Poster: A Bayesian mixture modelling approach for simultaneous batch correction seropositivity estimation in ELISA data

A Bayesian mixture modelling approach for simultaneous batch correction seropositivity estimation in ELISA data

Stephen Coleman,Xaquin Castro Dopico,Gunilla Karlsson Hedestam,Paul D. W. Kirk,Chris Wallace MRC Biostatistics Unit, University of Cambridge; Karolinska Institute

Abstract

A prevalent issue in biological data is the structural differences between different batches of samples that may relate to differences in laboratory, sampling or storage conditions over time or locations.

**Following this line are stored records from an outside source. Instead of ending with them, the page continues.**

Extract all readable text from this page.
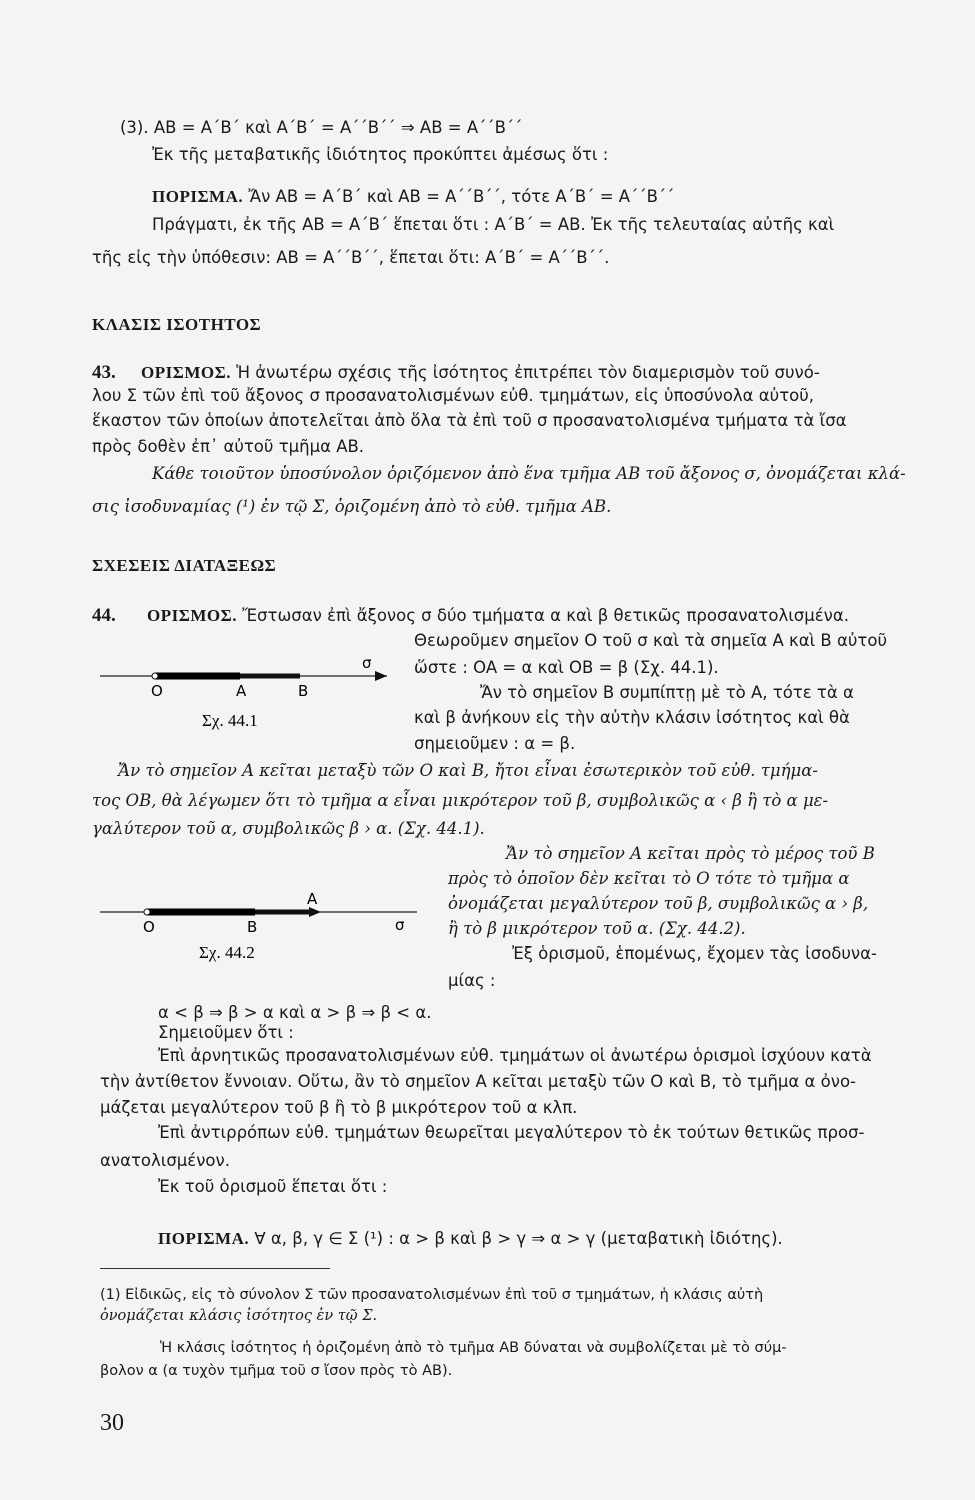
(3). AB = A΄B΄ καὶ A΄B΄ = A΄΄B΄΄ ⇒ AB = A΄΄B΄΄
Ἐκ τῆς μεταβατικῆς ἰδιότητος προκύπτει ἀμέσως ὅτι :
ΠΟΡΙΣΜΑ. Ἄν AB = A΄B΄ καὶ AB = A΄΄B΄΄, τότε A΄B΄ = A΄΄B΄΄
Πράγματι, ἐκ τῆς AB = A΄B΄ ἕπεται ὅτι : A΄B΄ = AB. Ἐκ τῆς τελευταίας αὐτῆς καὶ
τῆς εἰς τὴν ὑπόθεσιν: AB = A΄΄B΄΄, ἕπεται ὅτι: A΄B΄ = A΄΄B΄΄.
ΚΛΑΣΙΣ ΙΣΟΤΗΤΟΣ
43. ΟΡΙΣΜΟΣ. Ἡ ἀνωτέρω σχέσις τῆς ἰσότητος ἐπιτρέπει τὸν διαμερισμὸν τοῦ συνό-
λου Σ τῶν ἐπὶ τοῦ ἄξονος σ προσανατολισμένων εὐθ. τμημάτων, εἰς ὑποσύνολα αὐτοῦ,
ἕκαστον τῶν ὁποίων ἀποτελεῖται ἀπὸ ὅλα τὰ ἐπὶ τοῦ σ προσανατολισμένα τμήματα τὰ ἴσα
πρὸς δοθὲν ἐπ᾿ αὐτοῦ τμῆμα AB.
Κάθε τοιοῦτον ὑποσύνολον ὁριζόμενον ἀπὸ ἕνα τμῆμα AB τοῦ ἄξονος σ, ὀνομάζεται κλά-
σις ἰσοδυναμίας (¹) ἐν τῷ Σ, ὁριζομένη ἀπὸ τὸ εὐθ. τμῆμα AB.
ΣΧΕΣΕΙΣ ΔΙΑΤΑΞΕΩΣ
44. ΟΡΙΣΜΟΣ. Ἔστωσαν ἐπὶ ἄξονος σ δύο τμήματα α καὶ β θετικῶς προσανατολισμένα.
Θεωροῦμεν σημεῖον Ο τοῦ σ καὶ τὰ σημεῖα Α καὶ Β αὐτοῦ
ὥστε : OA = α καὶ OB = β (Σχ. 44.1).
Ἄν τὸ σημεῖον Β συμπίπτῃ μὲ τὸ Α, τότε τὰ α
καὶ β ἀνήκουν εἰς τὴν αὐτὴν κλάσιν ἰσότητος καὶ θὰ
σημειοῦμεν : α = β.
O	A	B
σ
Σχ. 44.1
Ἄν τὸ σημεῖον Α κεῖται μεταξὺ τῶν Ο καὶ Β, ἤτοι εἶναι ἐσωτερικὸν τοῦ εὐθ. τμήμα-
τος OB, θὰ λέγωμεν ὅτι τὸ τμῆμα α εἶναι μικρότερον τοῦ β, συμβολικῶς α ‹ β ἢ τὸ α με-
γαλύτερον τοῦ α, συμβολικῶς β › α. (Σχ. 44.1).
Ἄν τὸ σημεῖον Α κεῖται πρὸς τὸ μέρος τοῦ Β
πρὸς τὸ ὁποῖον δὲν κεῖται τὸ Ο τότε τὸ τμῆμα α
ὀνομάζεται μεγαλύτερον τοῦ β, συμβολικῶς α › β,
ἢ τὸ β μικρότερον τοῦ α. (Σχ. 44.2).
Ἐξ ὁρισμοῦ, ἑπομένως, ἔχομεν τὰς ἰσοδυνα-
μίας :
O	B
A
σ
Σχ. 44.2
α < β ⇒ β > α καὶ α > β ⇒ β < α.
Σημειοῦμεν ὅτι :
Ἐπὶ ἀρνητικῶς προσανατολισμένων εὐθ. τμημάτων οἱ ἀνωτέρω ὁρισμοὶ ἰσχύουν κατὰ
τὴν ἀντίθετον ἔννοιαν. Οὕτω, ἂν τὸ σημεῖον Α κεῖται μεταξὺ τῶν Ο καὶ Β, τὸ τμῆμα α ὀνο-
μάζεται μεγαλύτερον τοῦ β ἢ τὸ β μικρότερον τοῦ α κλπ.
Ἐπὶ ἀντιρρόπων εὐθ. τμημάτων θεωρεῖται μεγαλύτερον τὸ ἐκ τούτων θετικῶς προσ-
ανατολισμένον.
Ἐκ τοῦ ὁρισμοῦ ἕπεται ὅτι :
ΠΟΡΙΣΜΑ. ∀ α, β, γ ∈ Σ (¹) : α > β καὶ β > γ ⇒ α > γ (μεταβατικὴ ἰδιότης).
(1) Εἰδικῶς, εἰς τὸ σύνολον Σ τῶν προσανατολισμένων ἐπὶ τοῦ σ τμημάτων, ἡ κλάσις αὐτὴ
ὀνομάζεται κλάσις ἰσότητος ἐν τῷ Σ.
Ἡ κλάσις ἰσότητος ἡ ὁριζομένη ἀπὸ τὸ τμῆμα AB δύναται νὰ συμβολίζεται μὲ τὸ σύμ-
βολον α (α τυχὸν τμῆμα τοῦ σ ἴσον πρὸς τὸ AB).
30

The problems these batch effects present has been well studied in high-dimensional data such as RNA-seq, but the problem is present in any setting where multiple batches are run. We consider as an example the enzyme-linked immunosorbent assays (ELISAs). ELISA is a spectrophotometric assay often used to screen for antibodies and thus infer seropositivity for previous infection. Normally positivity is determined within batches by the division of readings above or below some fixed threshold which has been determined using negative controls. However, there are often only a small number of controls per batch and so there is large uncertainty in the location of the boundary and hence reduced confidence assessing individuals close to the decision boundary. Data-driven methods could learn a more effective decision rule, but need to account for batch effects to incorporate all of the information available.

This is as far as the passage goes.